When Darwin mother Amy Hetherington gave birth to her first child, she said the pressure and fear of not living up to being a good mother was overwhelming.
- 90,000 parents suffer from mental health issues while expecting or caring for a baby
- A new partnership has been launched to upskill midwifery and nursing students to better support parents with mental health issues
- The partnership could also lead to new research in the field
"The first few months with a newborn was terrifying and very hard," she said.
"Three days after the birth, I sat in the rocking chair with the baby for 10 hours and didn't move … I had a bit of a panic attack on that day.
"The pressure of keeping a tiny human being alive can be a lot."
While she had support from her family and a local mother's group, Ms Hetherington said it did not replace the need for help from a mental health professional.
"There's this narrative that the mother's instincts will kick in and you're supposed to know what to do … but we don't necessarily know that," she said.
"It's a really hard, stressful time and there's a lot of pressure to do it right."
In Australia, around 300,000 children are born every year but an estimated more than 90,000 parents suffer from mental health issues while expecting or caring for a baby.

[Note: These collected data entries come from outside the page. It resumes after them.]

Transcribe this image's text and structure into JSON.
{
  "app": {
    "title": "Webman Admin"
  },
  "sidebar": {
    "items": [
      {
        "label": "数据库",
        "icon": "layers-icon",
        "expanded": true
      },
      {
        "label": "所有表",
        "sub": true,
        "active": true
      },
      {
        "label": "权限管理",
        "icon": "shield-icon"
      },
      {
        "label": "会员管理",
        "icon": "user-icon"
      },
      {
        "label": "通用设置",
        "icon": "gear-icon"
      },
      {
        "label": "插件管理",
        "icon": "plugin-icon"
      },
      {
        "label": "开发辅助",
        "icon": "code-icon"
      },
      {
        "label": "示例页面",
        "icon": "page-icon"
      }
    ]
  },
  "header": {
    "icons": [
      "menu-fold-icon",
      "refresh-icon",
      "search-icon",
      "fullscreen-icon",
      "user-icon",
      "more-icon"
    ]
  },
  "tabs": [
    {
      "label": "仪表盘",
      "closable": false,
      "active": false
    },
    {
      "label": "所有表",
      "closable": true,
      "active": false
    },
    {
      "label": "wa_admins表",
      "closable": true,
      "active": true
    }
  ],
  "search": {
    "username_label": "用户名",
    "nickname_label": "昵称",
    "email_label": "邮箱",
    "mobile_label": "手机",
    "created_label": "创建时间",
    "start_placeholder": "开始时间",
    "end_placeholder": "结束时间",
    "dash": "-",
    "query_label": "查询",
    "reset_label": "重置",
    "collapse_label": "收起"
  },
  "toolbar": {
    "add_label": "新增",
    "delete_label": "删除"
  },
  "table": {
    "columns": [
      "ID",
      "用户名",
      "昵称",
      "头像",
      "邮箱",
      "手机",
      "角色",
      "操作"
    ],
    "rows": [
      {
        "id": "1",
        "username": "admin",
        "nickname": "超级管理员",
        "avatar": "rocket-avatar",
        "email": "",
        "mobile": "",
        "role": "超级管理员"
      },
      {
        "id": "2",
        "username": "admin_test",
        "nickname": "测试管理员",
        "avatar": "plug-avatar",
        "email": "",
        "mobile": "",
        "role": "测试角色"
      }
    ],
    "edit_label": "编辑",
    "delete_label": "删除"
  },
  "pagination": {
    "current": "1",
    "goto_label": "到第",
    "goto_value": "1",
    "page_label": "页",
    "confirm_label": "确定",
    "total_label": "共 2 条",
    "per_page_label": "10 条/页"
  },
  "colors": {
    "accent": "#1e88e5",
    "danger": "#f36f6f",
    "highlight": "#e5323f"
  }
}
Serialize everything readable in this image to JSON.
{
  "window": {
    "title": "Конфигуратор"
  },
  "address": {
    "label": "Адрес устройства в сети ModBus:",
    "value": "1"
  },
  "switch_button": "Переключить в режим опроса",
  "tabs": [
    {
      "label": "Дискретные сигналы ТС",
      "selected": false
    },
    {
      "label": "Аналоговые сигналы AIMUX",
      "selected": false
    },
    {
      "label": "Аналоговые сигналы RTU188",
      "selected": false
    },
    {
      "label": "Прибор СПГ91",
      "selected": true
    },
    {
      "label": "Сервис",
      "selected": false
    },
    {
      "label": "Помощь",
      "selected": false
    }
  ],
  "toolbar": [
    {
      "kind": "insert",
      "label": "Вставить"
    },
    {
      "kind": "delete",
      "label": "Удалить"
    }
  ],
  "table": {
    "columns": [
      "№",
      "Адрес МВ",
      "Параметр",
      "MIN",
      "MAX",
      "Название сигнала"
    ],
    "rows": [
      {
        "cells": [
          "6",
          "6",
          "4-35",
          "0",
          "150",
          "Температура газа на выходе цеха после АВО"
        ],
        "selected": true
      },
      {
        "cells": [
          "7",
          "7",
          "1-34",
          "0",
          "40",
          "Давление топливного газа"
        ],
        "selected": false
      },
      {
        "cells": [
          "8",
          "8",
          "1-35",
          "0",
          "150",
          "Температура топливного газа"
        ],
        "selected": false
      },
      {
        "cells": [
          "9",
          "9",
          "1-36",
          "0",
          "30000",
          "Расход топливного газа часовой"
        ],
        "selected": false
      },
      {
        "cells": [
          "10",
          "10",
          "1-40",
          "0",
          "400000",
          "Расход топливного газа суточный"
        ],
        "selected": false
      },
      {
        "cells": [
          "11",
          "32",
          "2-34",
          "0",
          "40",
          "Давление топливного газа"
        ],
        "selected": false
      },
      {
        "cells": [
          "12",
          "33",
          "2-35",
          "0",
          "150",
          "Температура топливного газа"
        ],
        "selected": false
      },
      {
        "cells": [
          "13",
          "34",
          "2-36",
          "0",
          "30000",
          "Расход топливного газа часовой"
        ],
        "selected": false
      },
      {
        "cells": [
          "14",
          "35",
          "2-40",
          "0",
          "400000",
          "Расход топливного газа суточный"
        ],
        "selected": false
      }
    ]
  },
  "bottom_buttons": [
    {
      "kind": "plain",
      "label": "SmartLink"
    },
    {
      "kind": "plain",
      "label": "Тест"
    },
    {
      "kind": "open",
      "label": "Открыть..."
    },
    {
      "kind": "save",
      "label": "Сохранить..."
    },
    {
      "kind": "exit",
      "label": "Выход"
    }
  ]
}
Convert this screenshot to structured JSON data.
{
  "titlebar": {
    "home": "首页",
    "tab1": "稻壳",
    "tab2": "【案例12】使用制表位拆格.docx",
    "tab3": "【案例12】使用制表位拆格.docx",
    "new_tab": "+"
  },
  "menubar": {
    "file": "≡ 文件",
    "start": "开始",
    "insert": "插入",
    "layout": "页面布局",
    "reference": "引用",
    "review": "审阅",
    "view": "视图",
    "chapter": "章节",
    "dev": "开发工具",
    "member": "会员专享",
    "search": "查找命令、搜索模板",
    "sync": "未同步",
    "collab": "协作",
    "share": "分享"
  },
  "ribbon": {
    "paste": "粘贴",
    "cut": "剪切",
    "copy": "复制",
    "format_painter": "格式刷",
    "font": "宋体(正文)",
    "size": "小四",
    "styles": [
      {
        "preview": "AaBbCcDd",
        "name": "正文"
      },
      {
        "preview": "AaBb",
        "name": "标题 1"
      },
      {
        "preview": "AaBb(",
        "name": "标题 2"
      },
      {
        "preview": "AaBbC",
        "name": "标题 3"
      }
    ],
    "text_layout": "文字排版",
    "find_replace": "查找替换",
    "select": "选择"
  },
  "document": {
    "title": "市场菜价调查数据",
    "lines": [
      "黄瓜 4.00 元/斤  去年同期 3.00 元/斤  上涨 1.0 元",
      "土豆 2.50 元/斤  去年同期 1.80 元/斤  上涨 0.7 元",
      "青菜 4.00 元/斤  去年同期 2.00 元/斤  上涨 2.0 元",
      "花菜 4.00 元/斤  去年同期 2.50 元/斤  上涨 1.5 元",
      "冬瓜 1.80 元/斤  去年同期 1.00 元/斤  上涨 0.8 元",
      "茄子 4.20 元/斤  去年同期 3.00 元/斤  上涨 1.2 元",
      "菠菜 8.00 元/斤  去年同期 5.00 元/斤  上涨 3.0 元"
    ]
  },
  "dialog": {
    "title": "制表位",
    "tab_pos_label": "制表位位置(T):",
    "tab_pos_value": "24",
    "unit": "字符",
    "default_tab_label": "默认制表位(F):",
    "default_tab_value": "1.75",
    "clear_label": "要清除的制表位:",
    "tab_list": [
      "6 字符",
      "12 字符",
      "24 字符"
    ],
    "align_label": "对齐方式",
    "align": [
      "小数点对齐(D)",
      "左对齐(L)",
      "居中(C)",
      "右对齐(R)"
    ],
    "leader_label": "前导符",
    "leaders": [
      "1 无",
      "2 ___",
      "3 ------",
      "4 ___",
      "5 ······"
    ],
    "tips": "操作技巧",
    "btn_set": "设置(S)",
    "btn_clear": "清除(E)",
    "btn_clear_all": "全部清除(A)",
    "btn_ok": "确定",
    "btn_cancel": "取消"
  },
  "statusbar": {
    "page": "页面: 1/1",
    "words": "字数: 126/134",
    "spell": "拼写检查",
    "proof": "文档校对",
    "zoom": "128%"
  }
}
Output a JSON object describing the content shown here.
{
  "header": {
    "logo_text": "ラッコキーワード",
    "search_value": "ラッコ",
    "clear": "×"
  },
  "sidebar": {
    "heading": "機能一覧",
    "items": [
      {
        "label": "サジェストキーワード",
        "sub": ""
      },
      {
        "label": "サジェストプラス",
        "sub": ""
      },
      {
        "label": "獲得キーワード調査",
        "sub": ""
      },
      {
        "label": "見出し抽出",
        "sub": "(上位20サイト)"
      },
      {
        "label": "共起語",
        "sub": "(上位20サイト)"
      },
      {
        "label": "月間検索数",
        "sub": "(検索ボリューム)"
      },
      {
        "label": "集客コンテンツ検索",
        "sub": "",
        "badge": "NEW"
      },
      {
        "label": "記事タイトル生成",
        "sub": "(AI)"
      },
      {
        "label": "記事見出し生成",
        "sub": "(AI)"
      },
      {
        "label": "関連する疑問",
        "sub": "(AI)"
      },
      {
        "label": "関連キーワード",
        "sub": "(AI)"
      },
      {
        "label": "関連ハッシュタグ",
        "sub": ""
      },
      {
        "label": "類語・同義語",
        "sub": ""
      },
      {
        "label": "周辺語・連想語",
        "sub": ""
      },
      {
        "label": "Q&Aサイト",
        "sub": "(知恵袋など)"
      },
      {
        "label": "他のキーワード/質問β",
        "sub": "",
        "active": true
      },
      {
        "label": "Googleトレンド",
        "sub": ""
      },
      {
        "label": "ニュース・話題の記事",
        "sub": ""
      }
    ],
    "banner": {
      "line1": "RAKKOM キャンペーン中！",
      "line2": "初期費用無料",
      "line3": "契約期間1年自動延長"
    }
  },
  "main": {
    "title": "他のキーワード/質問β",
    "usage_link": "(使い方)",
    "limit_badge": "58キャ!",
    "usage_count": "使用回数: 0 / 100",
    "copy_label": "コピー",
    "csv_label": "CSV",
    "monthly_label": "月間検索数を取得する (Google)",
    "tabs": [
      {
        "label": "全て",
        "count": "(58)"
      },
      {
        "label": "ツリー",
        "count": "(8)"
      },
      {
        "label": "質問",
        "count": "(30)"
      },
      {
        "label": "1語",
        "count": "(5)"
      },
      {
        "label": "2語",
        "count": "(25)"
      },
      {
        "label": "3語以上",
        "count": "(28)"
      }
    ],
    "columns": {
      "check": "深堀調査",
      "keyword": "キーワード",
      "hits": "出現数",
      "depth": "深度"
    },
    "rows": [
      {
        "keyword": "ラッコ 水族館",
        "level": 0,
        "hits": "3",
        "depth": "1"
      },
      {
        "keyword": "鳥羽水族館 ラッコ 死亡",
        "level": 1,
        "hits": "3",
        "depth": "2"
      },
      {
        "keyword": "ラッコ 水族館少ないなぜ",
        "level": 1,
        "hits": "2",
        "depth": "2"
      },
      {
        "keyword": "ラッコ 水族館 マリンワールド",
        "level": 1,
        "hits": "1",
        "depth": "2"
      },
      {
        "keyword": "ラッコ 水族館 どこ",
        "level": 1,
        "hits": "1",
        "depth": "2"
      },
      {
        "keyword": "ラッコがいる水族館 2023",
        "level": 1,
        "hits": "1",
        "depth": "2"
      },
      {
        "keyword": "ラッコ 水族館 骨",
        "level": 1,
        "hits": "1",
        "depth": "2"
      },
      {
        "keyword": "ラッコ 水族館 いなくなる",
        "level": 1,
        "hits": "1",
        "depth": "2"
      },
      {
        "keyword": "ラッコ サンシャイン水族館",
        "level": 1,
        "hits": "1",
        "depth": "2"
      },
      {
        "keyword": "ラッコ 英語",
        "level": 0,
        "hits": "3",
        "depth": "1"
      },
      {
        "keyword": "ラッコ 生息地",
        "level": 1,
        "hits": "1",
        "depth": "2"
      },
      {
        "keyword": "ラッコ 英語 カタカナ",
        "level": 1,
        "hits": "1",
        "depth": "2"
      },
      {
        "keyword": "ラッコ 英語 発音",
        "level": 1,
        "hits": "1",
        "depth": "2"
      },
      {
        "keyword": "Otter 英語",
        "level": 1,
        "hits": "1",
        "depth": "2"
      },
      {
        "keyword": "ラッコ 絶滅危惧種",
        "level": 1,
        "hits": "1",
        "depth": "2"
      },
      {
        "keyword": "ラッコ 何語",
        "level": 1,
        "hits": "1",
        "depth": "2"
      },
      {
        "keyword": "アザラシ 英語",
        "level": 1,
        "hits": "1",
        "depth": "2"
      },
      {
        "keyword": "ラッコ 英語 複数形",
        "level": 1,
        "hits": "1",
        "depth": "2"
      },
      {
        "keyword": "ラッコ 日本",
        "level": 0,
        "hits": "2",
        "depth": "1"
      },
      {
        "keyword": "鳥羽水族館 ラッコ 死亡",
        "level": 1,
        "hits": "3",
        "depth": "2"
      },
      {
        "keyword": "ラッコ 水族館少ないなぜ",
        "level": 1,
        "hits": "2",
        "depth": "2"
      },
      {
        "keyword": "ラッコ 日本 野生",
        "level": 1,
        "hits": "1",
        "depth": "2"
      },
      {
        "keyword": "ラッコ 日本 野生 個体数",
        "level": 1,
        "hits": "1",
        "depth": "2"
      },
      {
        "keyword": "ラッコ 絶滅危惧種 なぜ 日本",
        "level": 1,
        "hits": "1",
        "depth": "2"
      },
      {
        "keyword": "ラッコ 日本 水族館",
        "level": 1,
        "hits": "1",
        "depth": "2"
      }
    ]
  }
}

A service aiming to support parents
Perinatal specialist Dr Karen Hazell Raine, from the not-for-profit parenting support organisation Karitane, said mental illness and stress during pregnancy and the early years of parenting "affects one in five mothers and one in 10 parenting partners or fathers."
Karitane supports parents in the first five years of a child's life. The organisation helps parents to identify and overcome challenges and provides specialist support, including parenting centres, residential services, mental health, and kids' behaviour clinics.
Dr Raine will lead the new partnership.(ABC News: Adam Griffiths)
"It's not just about the parents' mental health, but the whole state of health," Dr Hazell Raine said.
"We can get in there to assist and identify problems. To do an assessment to provide great information to really empower and inform parents.
"And that's not to put the weight of burden on the parent, but it's to look at the opportunities that we can provide support for them."
Earlier this month, Karitane and Charles Darwin University launched a partnership to strengthen the education and training of midwifery and nursing students in the field of perinatal mental health.
Dr Hazell Raine will take on a conjoint position as Charles Darwin University Nursing and Midwifery Senior Lecturer.
"I have a keen interest in strengthening the roles of midwives and nurses to optimise parent-infant and child mental health and wellbeing, particularly culturally sensitive approaches for Aboriginal, immigrant and refugee populations," Dr Hazell Raine said.
"But I am also excited as well about the research opportunities for students and to supervise new and upcoming innovative research."
Ms Hetherington says the partnership will be a valuable support for parents.(ABC News: Michael Franchi)Hoping to change the lives of many
Ms Hetherington said having a service like this available for new parents would help them to feel supported in their most vulnerable times.
"It would absolutely take a lot of that fear out of those feelings you got in your head that you might not have much control over," she said.
"Anything that supports parents to make our next generation strong and healthier mentally, is a really valuable thing to invest in."